Last year I blogged about wanting to find peace in 2014. I struggled a lot with my faith in 2013 and 2014 was more of the same. I really wrestled with it. It was brutal and it brought me pretty low. But, I am happy to say that in the end I did find peace – a lot of it. I let go of a lot of things that I used to think were certain truths. My faith doesn’t really look anything like what it used to look like – but that doesn’t mean it isn’t strong or that I don’t have any. I don’t claim to be truly certain of anything anymore. I believe. I hope. I strive to have faith in something greater and bigger than myself – but I finally found peace when I completely accepted that no one really KNOWS anything for sure. We are all just struggling to be good and be happy. I have complete faith in love, in service to others, in forgiving yourself and others and in trying to do better the next day. I found peace in that.

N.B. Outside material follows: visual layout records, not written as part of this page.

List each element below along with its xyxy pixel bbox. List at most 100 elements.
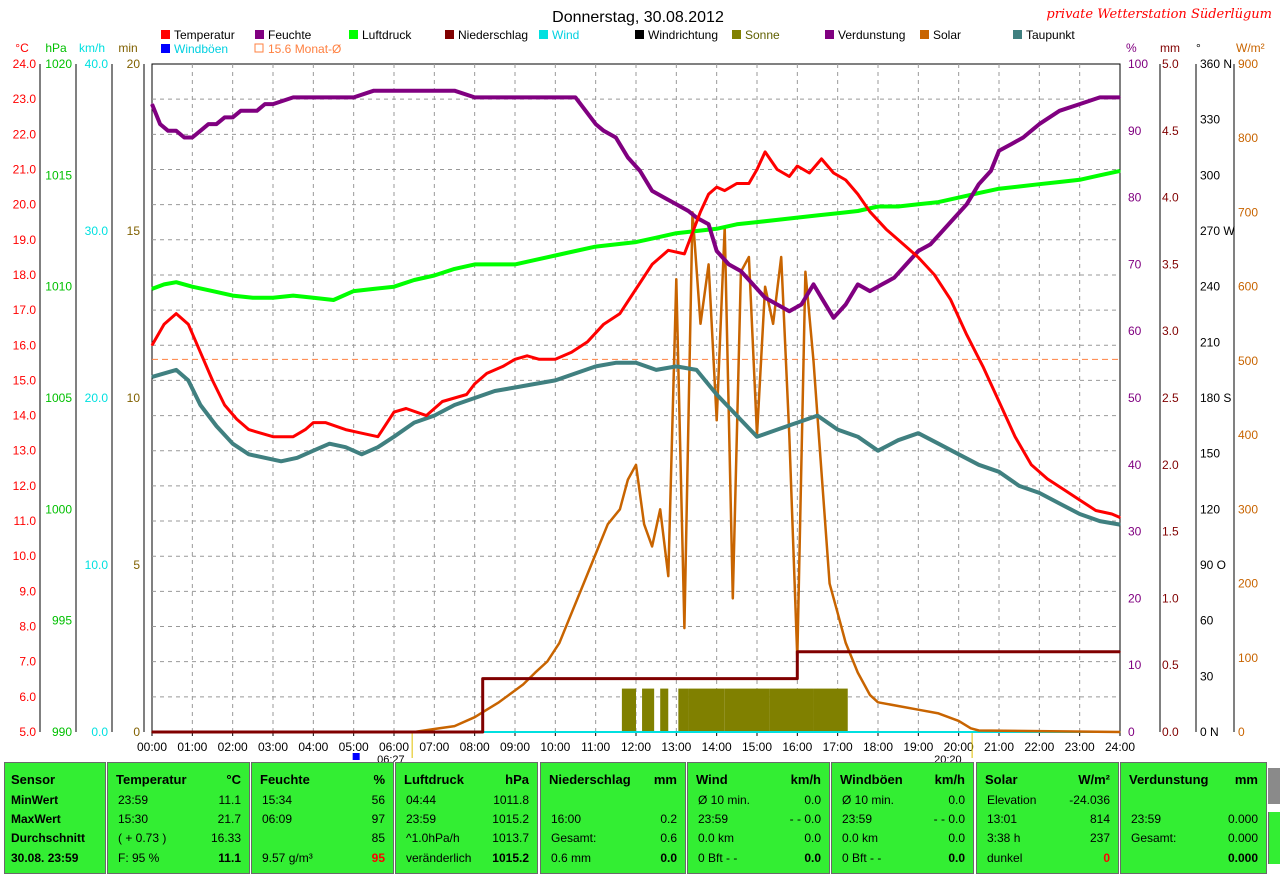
series-luftdruck-point [191, 285, 194, 288]
legend-label: Feuchte [268, 28, 312, 42]
axis-tick-label: 20 [1128, 591, 1142, 605]
series-feuchte-point [433, 89, 436, 92]
legend-label: Windrichtung [648, 28, 718, 42]
series-feuchte-point [332, 96, 335, 99]
axis-tick-label: 500 [1238, 354, 1258, 368]
series-feuchte-point [167, 130, 169, 132]
series-luftdruck-point [393, 285, 395, 288]
panel-unit: km/h [934, 772, 965, 787]
series-solar-point [582, 582, 585, 585]
series-feuchte-point [413, 89, 415, 92]
series-feuchte-point [352, 96, 355, 99]
series-luftdruck-point [1018, 185, 1020, 188]
panel-value: 0.000 [1227, 812, 1258, 826]
series-temperatur-point [683, 253, 686, 255]
series-solar-point [510, 692, 512, 695]
axis-tick-label: 4.0 [1162, 191, 1179, 205]
series-feuchte-point [1038, 123, 1041, 125]
axis-tick-label: 60 [1128, 324, 1142, 338]
series-luftdruck-point [594, 245, 597, 248]
series-solar-point [764, 285, 766, 288]
axis-tick-label: 24.0 [13, 57, 37, 71]
series-taupunkt-point [857, 435, 859, 438]
x-tick-label: 10:00 [540, 740, 570, 754]
legend-label: Solar [933, 28, 961, 42]
series-taupunkt-point [796, 421, 799, 424]
axis-tick-label: 1010 [45, 280, 72, 294]
series-solar-point [748, 256, 750, 258]
series-luftdruck-point [695, 230, 698, 232]
series-taupunkt-point [231, 442, 234, 445]
series-solar-point [804, 271, 807, 273]
series-temperatur-point [211, 379, 214, 382]
series-feuchte-point [183, 136, 186, 139]
series-taupunkt-point [1058, 502, 1061, 505]
series-temperatur-point [885, 228, 887, 231]
panel-value: - - 0.0 [933, 812, 965, 826]
series-luftdruck-point [413, 279, 415, 281]
panel-value: 0.0 [660, 851, 677, 865]
axis-tick-label: 1005 [45, 391, 72, 405]
sunshine-block [678, 688, 689, 732]
series-feuchte-point [223, 116, 226, 119]
series-solar-point [732, 597, 734, 600]
panel-label: 04:44 [406, 793, 437, 807]
series-taupunkt-point [736, 414, 738, 417]
series-temperatur-point [869, 210, 871, 213]
axis-tick-label: 21.0 [13, 162, 37, 176]
panel-value: - - 0.0 [789, 812, 821, 826]
x-tick-label: 18:00 [863, 740, 893, 754]
plot-area [151, 63, 1121, 733]
series-luftdruck-point [1119, 170, 1121, 172]
series-temperatur-point [312, 421, 315, 424]
series-solar-point [606, 523, 609, 525]
series-solar-point [978, 729, 980, 732]
axis-tick-label: 8.0 [19, 620, 36, 634]
series-feuchte-point [473, 96, 476, 99]
series-temperatur-point [235, 418, 238, 420]
series-taupunkt-point [1119, 523, 1121, 526]
chart-axes: 00:00 01:00 02:00 03:00 04:00 05:00 06:00 07:00… [13, 41, 1265, 762]
row-min: MinWert [11, 793, 59, 807]
series-taupunkt-point [377, 446, 379, 449]
legend-label: Sonne [745, 28, 780, 42]
series-solar-point [485, 708, 488, 711]
series-luftdruck-point [473, 263, 476, 266]
panel-value: 1013.7 [492, 831, 529, 845]
panel-value: 0.0 [804, 831, 821, 845]
series-taupunkt-point [957, 453, 960, 456]
series-feuchte-point [941, 230, 944, 232]
axis-tick-label: 17.0 [13, 303, 37, 317]
panel-label: 0.0 km [842, 831, 879, 845]
panel-value: 0.000 [1227, 851, 1258, 865]
series-taupunkt-point [655, 369, 657, 371]
axis-tick-label: 700 [1238, 205, 1258, 219]
series-temperatur-point [344, 428, 347, 431]
panel-unit: hPa [505, 772, 529, 787]
series-temperatur-point [514, 358, 516, 361]
series-solar-point [522, 683, 524, 686]
panel-label: 16:00 [551, 812, 582, 826]
legend-swatch [539, 30, 548, 39]
axis-tick-label: 13.0 [13, 444, 37, 458]
series-taupunkt-point [413, 421, 415, 424]
x-tick-label: 05:00 [339, 740, 369, 754]
series-feuchte-point [800, 303, 803, 306]
panel-label: Gesamt: [551, 831, 597, 845]
panel-value: 0.0 [948, 793, 965, 807]
series-luftdruck-point [675, 232, 678, 235]
series-feuchte-point [574, 96, 577, 99]
series-solar-point [917, 708, 920, 711]
series-feuchte-point [707, 223, 710, 226]
panel-value: 1015.2 [492, 851, 529, 865]
series-luftdruck-point [1058, 181, 1061, 183]
panel-value: 0.0 [948, 851, 965, 865]
series-feuchte-point [514, 96, 516, 99]
series-temperatur-point [554, 358, 557, 361]
axis-tick-label: 3.0 [1162, 324, 1179, 338]
axis-tick-label: 30.0 [85, 224, 109, 238]
x-tick-label: 23:00 [1065, 740, 1095, 754]
series-niederschlag-point [481, 677, 484, 680]
axis-tick-label: 90 [1128, 124, 1142, 138]
series-temperatur-point [820, 158, 823, 160]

This year is going to be a big year for us. We have a lot of change on the horizon – both for our family and for Jane Reaction. I am excited and scared and can’t wait to get going. Other than setting one concrete goal for our family (the amount we want to put away in to savings every month and the one specific thing we are saving for) I decided to leave this year a little more open. I want to feel happy. I want to feel like a good attentive mother. I want to work smarter and provide quality designs for the people I work with. So I am going to set little goals every month that will help me in those areas. I plan on checking back in on those feelings each month and reevaluating what I can do better . So….. here’s to 2015! To change, to happiness and to LOVE!
(Photo taken by my friend Vanessa over Thanksgiving break – I love this little family of mine looking out into our future!)